6. Access. If you discover that the data we hold about you is inaccurate or incomplete, please let us know by contacting us as indicated below. We will grant you reasonable access to the Personal Data we hold about you and will take reasonable steps to allow you to correct, amend or delete your Personal Data that you show to be inaccurate or incomplete, so long as it can be done without imposing an undue burden or expense on us.
   
   
7. Enforcement. We verify our compliance with the Safe Harbor and the terms of this Policy by conducting a periodic self-assessment. Any complaint or dispute about how we handle your Personal Data should be directed to the address provided below. We will investigate and attempt to resolve any such complaints or disputes internally; however, if we are unable to reach a mutually satisfactory resolution for such complaint or dispute, we have agreed to participate in the dispute resolution procedures administered by the European data protection authorities' Safe Harbor dispute panel.

Links

Our websites may provide links to non-affiliated third party websites.

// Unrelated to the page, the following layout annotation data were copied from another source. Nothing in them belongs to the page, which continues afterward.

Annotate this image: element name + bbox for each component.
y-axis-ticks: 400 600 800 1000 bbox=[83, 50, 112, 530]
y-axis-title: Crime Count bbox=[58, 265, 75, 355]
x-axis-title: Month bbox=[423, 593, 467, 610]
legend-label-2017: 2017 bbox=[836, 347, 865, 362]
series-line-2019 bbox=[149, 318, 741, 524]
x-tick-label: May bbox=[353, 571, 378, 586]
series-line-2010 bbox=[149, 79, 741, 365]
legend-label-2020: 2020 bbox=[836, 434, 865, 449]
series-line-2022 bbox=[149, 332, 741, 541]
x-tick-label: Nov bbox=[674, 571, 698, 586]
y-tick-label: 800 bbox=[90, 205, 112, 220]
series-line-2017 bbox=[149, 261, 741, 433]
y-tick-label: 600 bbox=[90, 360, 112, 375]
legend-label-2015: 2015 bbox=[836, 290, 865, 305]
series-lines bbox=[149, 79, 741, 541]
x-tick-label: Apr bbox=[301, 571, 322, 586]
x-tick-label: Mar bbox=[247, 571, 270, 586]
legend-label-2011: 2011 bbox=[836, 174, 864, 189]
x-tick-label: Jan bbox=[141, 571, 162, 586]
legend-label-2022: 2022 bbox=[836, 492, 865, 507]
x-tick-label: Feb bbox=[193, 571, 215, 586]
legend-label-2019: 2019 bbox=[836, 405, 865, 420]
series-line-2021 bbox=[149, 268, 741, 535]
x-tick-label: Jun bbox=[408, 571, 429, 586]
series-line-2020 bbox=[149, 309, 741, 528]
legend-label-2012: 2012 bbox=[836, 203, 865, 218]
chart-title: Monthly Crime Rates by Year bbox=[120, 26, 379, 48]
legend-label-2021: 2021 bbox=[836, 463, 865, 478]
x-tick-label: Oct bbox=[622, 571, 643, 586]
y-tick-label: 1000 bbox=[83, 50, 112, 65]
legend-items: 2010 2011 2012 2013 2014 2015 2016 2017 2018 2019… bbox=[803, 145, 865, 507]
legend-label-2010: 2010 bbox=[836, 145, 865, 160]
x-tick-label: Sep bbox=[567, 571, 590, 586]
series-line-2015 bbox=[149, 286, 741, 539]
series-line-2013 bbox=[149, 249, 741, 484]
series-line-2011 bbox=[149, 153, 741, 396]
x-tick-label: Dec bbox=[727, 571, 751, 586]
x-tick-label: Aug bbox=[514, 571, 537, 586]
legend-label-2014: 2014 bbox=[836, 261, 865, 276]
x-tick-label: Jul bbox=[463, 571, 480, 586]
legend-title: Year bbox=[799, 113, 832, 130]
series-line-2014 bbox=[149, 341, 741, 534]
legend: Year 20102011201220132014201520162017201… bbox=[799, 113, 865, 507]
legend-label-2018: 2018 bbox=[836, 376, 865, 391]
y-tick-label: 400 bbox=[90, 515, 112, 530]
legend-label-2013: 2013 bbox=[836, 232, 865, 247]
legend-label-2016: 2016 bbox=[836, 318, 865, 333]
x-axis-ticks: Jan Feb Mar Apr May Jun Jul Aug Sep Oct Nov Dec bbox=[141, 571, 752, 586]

Be aware when visiting such websites that we are not responsible for and make no representations regarding the content, privacy policies and practices (security or otherwise) regarding these or any other third party websites. You should read the policies of the websites you visit to understand their policies for the collection and treatment of data.

Changes to Policy

This Policy reflects our business practices and is not a contract. We may amend this Policy at any time and will notify you of any updates by posting a revised policy on our website. The revised policy will apply to all information collected by us, including previously collected information, to the extent permissible under the Safe Harbor. Your continued use of our website, products or services following any such amendment shall constitute acceptance of the revised policy. You are responsible to regularly review this Policy.

Contact

Questions or comments regarding this Policy or the way that we collect or handle your Personal Data should be submitted to our Chief Privacy Officer either by e-mail at privacy@mondialusa.com or by regular mail at the following address: Mondial Assistance USA, ATTN: Chief Privacy Officer, 2805 N. Parham Rd., Richmond, VA 23294.

Effective Date

This policy was last revised on, and is effective as of, June 22, 2009.